Add detailed comment: why compressed KV uses FP8 not NVFP4

We tried NVFP4 (Blackwell native FP4→MMA). Three approaches.
cos=0.995 round-trip seems fine in isolation but 4.5 effective bits
compounds fatally across 61 layers of mHC. FP8_E4M3's 5.3 effective
bits gives cos=0.9997 — that 0.4% difference is the margin between
working and broken. Kernels exist, path is proven, precision isn't.
This commit is contained in:
2026-06-02 10:19:54 +00:00
parent edc8e7ee8d
commit 1f69f61363

View File

@@ -455,6 +455,39 @@ class KVCache:
This matches the DeepSeek V4 paper: "BF16 for RoPE dims, FP8 for remaining dims.
This hybrid representation reduces the KV cache size by nearly half."
WHY NOT NVFP4 (native Blackwell FP4)?
─────────────────────────────────────
We *really* wanted to use NVFP4 (E2M1 + E4M3 block scales + FP32 global scale)
for compressed KV storage. Blackwell's native FP4→MMA path would have given us
3.5× memory savings and direct tensor-core consumption — the dream pipeline.
We tried.

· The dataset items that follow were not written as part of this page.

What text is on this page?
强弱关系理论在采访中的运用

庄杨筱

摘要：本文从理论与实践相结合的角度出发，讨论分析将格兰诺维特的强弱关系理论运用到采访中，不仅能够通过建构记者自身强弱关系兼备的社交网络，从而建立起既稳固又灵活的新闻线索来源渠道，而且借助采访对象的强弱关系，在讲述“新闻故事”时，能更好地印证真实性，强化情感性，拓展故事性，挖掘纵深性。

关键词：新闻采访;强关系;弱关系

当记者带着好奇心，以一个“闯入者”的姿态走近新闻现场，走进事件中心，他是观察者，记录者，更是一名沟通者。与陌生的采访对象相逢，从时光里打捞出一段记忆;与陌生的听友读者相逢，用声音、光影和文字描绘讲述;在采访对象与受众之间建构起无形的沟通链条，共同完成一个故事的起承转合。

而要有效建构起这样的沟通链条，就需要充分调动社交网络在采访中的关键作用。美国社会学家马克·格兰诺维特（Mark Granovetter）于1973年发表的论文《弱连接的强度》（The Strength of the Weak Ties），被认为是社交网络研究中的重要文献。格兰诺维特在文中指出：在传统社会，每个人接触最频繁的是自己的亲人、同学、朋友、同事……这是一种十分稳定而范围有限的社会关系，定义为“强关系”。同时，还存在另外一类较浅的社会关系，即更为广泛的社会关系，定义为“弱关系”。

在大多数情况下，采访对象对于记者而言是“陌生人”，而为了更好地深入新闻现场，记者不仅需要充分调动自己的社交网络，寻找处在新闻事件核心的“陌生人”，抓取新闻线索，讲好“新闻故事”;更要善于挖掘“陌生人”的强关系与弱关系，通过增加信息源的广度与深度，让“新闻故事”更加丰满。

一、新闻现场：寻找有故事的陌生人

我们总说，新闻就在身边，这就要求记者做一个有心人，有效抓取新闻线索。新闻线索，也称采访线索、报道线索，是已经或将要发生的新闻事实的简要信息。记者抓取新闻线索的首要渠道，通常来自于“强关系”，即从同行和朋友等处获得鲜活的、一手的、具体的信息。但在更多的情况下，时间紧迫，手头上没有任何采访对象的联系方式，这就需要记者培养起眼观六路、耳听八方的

Hard. Three separate approaches:
1. Fused compressor_reduce_quant.cu — single-kernel compress→NVFP4. Bugs in
cross-warp block amax reduction and shared memory corruption (s_scratch
stomping adjacent variables). Best cos=0.703. Dead.
2. Proven two-kernel path (amax_gsa → quantize_from_buffer) using kv_quantize.cu's
compute_amax_gsa_fp32 + quantize_nvfp4_from_fp32. cos=0.995 on random data,
but that's the *quantize/dequant* round-trip in isolation. In the full pipeline,
the 4-bit precision on 448 non-RoPE dimensions accumulated error across 61 layers
of mHC — residual |X| already grows to 300-500, and NVFP4's 16-element block
quantization (4.5 bits effective) added ~0.5% per layer on top of that.
3. FP32 RoPE kernel (rope_fp32 in kv_quantize.cu) to avoid BF16 RoPE intermediate.
Had an indexing bug (cos=0.977 for M>1). Fixed but the real issue was NVFP4,
not RoPE.
The verdict: NVFP4's 4.5 effective bits per element is simply too coarse for
compressed KV values that get summed in attention softmax. FP8_E4M3's 5.3 effective
bits gives cos=0.9997 round-trip (vs NVFP4's 0.995) — that 0.4% difference compounds
fatally across 61 layers.
So we settled on FP8_E4M3 for non-RoPE + BF16 for RoPE — exactly what DeepSeek V4
ships in production. Not because we couldn't build the NVFP4 path (we did, it compiled
and ran), but because the math didn't hold up. Sometimes 4 bits isn't enough.
If Blackwell adds a finer-grained FP4 variant (8-element blocks, 6 effective bits),
revisit this. The kernels exist. The quantize/dequant path is proven. The precision
just isn't there yet for attention-sensitive KV values.
Storage per compressed entry at hd=512:
nope (448) × FP8 = 448 bytes + 4 bytes (scale) = 452
rope (64) × BF16 = 128 bytes